Dia mengklaim, inovasi tersebut memberikan solusi impor kapas, meningkatkan daya saing, peningkatan nilai tambah produk sawit dan turunannya dengan nilai komersial.
Terlebih, kata dia, future fashion kini tidak hanya berbahan serat alam kapas dan serat polimer sintetis, tetapi berbasis biomass sawit yang menghasilkan benang dan kain untuk aplikasi produk industri kreatif fashion.

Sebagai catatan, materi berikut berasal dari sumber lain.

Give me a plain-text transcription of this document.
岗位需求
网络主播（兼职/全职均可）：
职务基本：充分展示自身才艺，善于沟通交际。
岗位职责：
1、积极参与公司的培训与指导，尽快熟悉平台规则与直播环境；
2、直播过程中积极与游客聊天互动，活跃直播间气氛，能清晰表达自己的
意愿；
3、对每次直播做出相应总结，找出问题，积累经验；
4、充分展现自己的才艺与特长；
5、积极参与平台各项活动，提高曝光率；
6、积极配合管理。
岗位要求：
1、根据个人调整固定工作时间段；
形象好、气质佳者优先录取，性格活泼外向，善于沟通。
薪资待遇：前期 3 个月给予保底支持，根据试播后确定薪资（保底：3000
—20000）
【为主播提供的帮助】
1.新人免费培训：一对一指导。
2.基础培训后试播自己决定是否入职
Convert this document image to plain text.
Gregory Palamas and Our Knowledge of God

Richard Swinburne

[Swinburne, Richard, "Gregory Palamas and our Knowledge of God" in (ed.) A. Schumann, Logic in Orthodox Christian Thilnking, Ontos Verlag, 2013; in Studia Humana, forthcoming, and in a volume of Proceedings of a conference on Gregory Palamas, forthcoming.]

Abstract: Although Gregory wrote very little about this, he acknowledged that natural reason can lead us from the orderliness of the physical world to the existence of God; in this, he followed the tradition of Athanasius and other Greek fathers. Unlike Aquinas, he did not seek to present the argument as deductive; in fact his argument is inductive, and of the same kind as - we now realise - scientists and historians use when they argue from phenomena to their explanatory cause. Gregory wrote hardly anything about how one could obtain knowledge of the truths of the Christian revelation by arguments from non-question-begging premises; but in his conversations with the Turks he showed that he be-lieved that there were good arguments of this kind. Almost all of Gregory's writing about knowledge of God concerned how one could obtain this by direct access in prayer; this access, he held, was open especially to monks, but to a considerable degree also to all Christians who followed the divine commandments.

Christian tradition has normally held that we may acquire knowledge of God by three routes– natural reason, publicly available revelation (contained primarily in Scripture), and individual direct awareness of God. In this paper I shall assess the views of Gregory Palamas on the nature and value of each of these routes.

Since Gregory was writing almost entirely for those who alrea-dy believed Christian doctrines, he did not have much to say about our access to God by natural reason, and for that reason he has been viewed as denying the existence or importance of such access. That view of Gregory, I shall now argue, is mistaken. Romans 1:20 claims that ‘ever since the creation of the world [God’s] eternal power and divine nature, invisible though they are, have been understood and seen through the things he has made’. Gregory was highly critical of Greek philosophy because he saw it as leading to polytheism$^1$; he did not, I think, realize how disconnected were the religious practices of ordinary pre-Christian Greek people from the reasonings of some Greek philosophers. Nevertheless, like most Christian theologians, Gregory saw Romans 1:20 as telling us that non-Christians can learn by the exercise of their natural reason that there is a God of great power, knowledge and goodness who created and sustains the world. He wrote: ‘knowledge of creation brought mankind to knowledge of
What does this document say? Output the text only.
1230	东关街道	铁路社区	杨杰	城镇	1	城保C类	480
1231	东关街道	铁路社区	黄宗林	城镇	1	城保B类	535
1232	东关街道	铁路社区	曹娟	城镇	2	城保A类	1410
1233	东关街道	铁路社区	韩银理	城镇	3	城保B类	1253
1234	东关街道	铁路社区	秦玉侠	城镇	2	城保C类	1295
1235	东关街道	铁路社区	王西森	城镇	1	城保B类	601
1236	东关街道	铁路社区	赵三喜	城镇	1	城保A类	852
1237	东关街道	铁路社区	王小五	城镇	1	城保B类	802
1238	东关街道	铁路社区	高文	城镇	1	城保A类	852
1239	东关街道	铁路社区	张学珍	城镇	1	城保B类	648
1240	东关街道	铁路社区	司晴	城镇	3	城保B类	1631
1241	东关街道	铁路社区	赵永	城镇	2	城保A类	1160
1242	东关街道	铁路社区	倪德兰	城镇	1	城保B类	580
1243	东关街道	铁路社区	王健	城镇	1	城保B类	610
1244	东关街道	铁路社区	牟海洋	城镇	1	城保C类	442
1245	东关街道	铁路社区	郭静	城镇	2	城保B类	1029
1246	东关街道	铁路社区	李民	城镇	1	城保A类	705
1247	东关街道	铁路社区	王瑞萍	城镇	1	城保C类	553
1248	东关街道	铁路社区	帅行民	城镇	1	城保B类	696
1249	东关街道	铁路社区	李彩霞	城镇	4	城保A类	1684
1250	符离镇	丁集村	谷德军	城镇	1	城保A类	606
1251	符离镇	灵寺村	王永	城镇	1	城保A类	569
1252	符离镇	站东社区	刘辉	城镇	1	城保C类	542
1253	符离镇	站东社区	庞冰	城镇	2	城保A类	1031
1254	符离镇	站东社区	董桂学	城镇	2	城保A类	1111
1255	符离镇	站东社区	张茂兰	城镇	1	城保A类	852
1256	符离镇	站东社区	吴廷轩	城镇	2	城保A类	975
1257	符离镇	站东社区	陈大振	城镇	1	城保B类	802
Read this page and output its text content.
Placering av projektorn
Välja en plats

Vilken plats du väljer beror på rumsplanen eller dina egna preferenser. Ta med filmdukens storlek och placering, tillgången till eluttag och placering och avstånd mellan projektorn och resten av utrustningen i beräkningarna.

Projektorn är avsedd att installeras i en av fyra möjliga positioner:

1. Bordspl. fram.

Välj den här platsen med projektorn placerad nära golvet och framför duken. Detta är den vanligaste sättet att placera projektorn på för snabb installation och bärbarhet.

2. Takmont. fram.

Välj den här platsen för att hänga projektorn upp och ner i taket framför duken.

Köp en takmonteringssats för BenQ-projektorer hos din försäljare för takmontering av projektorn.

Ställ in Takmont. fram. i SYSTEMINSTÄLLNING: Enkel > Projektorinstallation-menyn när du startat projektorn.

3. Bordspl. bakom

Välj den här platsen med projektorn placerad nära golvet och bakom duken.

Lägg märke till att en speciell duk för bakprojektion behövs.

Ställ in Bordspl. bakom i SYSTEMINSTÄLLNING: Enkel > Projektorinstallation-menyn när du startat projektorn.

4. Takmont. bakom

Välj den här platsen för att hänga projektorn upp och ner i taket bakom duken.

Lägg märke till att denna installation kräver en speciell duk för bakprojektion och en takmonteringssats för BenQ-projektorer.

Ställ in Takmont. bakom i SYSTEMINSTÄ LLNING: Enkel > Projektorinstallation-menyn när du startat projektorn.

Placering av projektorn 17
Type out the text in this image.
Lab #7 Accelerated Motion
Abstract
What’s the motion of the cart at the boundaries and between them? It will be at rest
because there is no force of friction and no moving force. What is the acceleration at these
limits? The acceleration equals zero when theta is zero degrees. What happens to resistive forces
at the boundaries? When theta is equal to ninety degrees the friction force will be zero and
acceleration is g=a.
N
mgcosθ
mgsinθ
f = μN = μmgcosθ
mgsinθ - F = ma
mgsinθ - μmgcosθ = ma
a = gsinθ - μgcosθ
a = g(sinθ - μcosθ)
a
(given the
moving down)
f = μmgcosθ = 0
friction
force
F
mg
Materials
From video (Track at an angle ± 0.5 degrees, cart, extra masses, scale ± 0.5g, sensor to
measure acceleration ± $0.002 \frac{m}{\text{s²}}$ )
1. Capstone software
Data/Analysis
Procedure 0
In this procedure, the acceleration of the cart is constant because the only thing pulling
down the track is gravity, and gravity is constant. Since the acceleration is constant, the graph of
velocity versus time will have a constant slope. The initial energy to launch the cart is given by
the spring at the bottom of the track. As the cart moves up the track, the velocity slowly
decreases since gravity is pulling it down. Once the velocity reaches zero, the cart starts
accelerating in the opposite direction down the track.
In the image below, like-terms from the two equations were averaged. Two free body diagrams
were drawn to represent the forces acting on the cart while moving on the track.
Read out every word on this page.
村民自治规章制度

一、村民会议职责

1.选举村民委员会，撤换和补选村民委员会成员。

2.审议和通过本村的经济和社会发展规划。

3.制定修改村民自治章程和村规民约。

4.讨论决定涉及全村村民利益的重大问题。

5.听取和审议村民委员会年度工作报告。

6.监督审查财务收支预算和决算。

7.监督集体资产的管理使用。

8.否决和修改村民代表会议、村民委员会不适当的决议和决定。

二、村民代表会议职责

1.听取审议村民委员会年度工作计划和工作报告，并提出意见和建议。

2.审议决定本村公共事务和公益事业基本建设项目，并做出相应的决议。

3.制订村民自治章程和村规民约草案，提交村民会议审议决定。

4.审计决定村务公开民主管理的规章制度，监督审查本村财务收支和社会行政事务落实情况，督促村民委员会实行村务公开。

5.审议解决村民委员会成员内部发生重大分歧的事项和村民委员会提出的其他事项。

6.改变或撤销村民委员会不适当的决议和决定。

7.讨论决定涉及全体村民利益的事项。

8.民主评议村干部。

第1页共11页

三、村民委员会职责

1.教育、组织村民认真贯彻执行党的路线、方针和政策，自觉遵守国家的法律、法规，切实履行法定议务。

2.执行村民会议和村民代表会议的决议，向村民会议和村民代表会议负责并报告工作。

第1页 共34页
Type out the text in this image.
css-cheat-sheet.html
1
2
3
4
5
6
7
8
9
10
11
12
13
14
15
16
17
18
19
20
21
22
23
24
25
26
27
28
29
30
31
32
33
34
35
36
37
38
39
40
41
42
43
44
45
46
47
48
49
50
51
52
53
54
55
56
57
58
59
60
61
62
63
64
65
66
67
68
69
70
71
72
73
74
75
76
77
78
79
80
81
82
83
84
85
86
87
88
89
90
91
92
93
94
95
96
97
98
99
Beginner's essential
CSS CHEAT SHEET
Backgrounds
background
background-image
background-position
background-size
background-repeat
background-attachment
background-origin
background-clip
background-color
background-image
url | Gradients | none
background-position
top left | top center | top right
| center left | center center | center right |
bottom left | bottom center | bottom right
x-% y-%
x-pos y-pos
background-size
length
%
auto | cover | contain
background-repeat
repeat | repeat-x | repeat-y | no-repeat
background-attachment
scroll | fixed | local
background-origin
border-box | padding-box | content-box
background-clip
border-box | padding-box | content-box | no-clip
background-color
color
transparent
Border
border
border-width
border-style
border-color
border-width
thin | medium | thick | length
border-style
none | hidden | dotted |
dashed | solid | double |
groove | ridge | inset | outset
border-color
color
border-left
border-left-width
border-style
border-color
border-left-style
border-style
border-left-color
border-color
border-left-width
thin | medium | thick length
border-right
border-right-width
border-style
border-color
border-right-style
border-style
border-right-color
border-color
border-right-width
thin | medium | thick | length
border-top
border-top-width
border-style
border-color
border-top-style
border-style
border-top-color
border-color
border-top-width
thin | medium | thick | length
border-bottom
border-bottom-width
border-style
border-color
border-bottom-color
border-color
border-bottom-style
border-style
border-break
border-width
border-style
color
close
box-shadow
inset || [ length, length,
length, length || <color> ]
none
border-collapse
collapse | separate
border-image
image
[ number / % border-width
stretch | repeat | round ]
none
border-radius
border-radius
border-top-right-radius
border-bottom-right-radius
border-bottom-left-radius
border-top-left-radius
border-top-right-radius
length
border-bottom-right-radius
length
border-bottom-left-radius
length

“Iklim industri fashion lokal dan impor sangatlah dinamis, bersaing dan kompetitif. Persaingan bukan hanya sekadar harga, melainkan juga bahan baku organik atau sintetis yang linier dengan kenyamanan pada saat pakai,” kata Siti, Sabtu 1 Juli 2023.
Lebih lanjut Siti menuturkan, industri kreatif fashion mempunyai peran penting di dalam perekonomian nasional. Dunia fashion di Indonesia terus berkembang seiring dengan kuatnya arus teknologi informasi dan e-commerce.
Dengan inovasi itu, IPB bersama BPDPKS bisa dengan maksimal memanfaatkan kelapa sawit sebagai salah satu komoditas yang memiliki peran penting dan strategis.
Melalui penelitian yang didanai BPDPKS tahun 2021-2022, biomass sawit ini diubah menjadi biomaterial fashion bernilai ekonomi tinggi yaitu stapel rayon viskosa, benang pilin, kain dan produk industri kreatif. Hal ini merupakan suatu kebaruan atau novelty terkait bahan baku biomass organik non kapas pada fashion.
Oleh karena itu, Siti mengungkapkan, green fashion sawit memiliki peluang yang besar untuk dikembangkan.
"Kami siap bekerja sama dengan industri guna menjadikan inovasi riset dari perguruan tinggi menjadi lebih besar sehingga memiliki manfaat yang lebih luas," jelas Siti.